Thursday, 21 June 2007

Hardworking, deeply committed teachers

It's about time that public school teachers were defended. This morning I was discussing the continual negativity towards teachers by politicians and took great pleasure in the comments by Diane Ravitch in The New York Sun .

Recently, I attended yet another one of those conferences where leaders of American industry, commerce, and government get together to decide what to do about our schools.

The meeting proceeded through the now-familiar litany of bad news: American students perform poorly on international tests as compared to their peers in Europe and Asia.

American graduate programs in science and engineering have relatively few American-born students and lots of foreign students. India and China are grabbing more and more of the world's technical jobs because their students are better educated and, I might add, lower paid.

We are losing the brain race to our economic competitors.

We have heard all of this before, for at least the past 25 years.When the time comes to talk about solutions, the conversation and the remedies always seem to focus on teachers. The line goes like this: Our students are not learning because our teachers are not smart enough, are lazy, don't care, get paid regardless of their effectiveness, and so on.

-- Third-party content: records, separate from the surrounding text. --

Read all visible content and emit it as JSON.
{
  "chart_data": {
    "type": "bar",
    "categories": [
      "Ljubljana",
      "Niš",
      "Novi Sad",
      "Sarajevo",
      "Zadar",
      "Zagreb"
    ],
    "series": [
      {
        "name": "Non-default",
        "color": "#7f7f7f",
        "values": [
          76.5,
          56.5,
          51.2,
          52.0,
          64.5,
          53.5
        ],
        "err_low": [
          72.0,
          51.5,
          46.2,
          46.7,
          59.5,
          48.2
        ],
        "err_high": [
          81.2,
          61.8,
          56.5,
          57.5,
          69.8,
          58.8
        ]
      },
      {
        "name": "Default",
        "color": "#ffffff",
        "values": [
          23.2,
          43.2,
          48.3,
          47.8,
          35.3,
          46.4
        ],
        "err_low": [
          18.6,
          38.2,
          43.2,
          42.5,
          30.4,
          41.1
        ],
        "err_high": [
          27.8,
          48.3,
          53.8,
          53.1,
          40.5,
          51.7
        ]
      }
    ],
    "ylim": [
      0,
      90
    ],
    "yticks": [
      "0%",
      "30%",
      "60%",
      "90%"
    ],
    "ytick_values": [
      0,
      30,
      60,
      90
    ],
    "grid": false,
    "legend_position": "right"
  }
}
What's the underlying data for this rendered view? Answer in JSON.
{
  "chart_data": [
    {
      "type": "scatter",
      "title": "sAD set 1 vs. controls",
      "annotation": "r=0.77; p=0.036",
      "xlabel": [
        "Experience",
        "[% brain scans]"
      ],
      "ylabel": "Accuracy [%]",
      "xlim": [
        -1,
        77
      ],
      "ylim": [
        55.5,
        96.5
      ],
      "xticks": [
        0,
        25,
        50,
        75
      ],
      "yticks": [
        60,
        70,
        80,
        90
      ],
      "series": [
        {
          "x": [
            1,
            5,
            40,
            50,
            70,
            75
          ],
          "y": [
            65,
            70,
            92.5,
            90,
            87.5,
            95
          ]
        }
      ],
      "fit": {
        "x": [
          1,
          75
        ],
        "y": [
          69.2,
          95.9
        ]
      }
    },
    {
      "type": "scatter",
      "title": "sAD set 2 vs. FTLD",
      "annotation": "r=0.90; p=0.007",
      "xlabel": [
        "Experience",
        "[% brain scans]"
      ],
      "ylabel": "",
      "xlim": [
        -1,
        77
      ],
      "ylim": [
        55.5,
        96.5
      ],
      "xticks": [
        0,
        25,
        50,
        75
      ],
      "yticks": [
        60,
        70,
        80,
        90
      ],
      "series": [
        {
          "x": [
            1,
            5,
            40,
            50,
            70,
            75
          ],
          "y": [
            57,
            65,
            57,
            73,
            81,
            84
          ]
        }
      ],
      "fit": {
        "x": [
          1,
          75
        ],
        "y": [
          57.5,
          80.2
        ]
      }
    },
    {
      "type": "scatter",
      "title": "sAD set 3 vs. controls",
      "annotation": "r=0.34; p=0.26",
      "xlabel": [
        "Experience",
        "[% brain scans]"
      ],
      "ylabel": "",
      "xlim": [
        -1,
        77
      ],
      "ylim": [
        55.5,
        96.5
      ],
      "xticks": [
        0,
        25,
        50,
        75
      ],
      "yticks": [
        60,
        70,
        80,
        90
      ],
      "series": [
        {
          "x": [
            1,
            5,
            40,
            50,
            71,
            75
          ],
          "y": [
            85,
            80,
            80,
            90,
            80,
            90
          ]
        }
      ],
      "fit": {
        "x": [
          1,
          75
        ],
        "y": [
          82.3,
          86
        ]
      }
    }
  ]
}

So, once again, out come the usual solutions to our nation's education problems: Incentivize teaching. End tenure. Adopt schemes for merit pay, performance pay, bonus pay. Pay teachers according to the test scores of their students. If student test scores go up, their teachers get more money. If student test scores don't go up, their teachers get extra professional development, and if need be, are fired.

After sitting through another day of discussion in which the teacher was identified as the chief cause of our nation's education woes, I felt that something was amiss. It's not as if there is a failure to weed out ineffective teachers — about 40% who enter the profession will leave within their first five years, frustrated by their students' lack of effort, their administrators' heavy hand, unpleasant physical conditions in their workplace, or their own inability to cope with the demands of the classroom.

I have not met all three million of our nation's teachers, but every one that I have met is hardworking, earnest, and deeply committed to their students. All of them talk about parental lack of support for children, about a popular culture that ridicules education and educators, and about the frustrations of trying to awaken a love of learning in children who care more about popular culture, their clothing, and their social life than mastering the wonders of science, history, and mathematics.

This is a tangled skein of causation, to be sure, but I have a radical idea. Next time there is a conference about the state of American education — or the problems found in each and every school district — why don't we take a hard look at why so many of our students are slackers? Why don't we look at the popular culture and its effects on students' readiness to apply themselves to learning? Why don't we investigate the influence of the role models of "success" that surround our children in the press?Why don't we ask how often our children see models of success who are doctors, nurses, educators, scientists, engineers, and others who enable our society to function and who contribute to our common good?

It's time to stop beating up on teachers and ask why so many of our children arrive in school with poor attitudes toward learning. If the students aren't willing to work hard, if they aren't hungry to succeed, then even the best teachers in the world — laden with merit pay, bonuses, and other perks — are not going to make them learn.

Every article and book about successful education systems in other nations say that their students are "hungry" for education, "hungry" for the learning that will propel them and their families to a better life. Our children — with too few exceptions — don't have that hunger. It's not the fault of their teachers.

We will continue to misdiagnose our educational needs until we focus on the role of students and their families. If they don't give a hoot about education, if the students are unwilling to pay attention in class and do their homework after school, if they arrive in school with a closed and empty mind, don't blame their teachers.

Diane Ravitch is a research professor of Education at New York University. She is a senior fellow at the Brookings Institution in Washington, D.C., and at the Hoover Institution at Stanford University.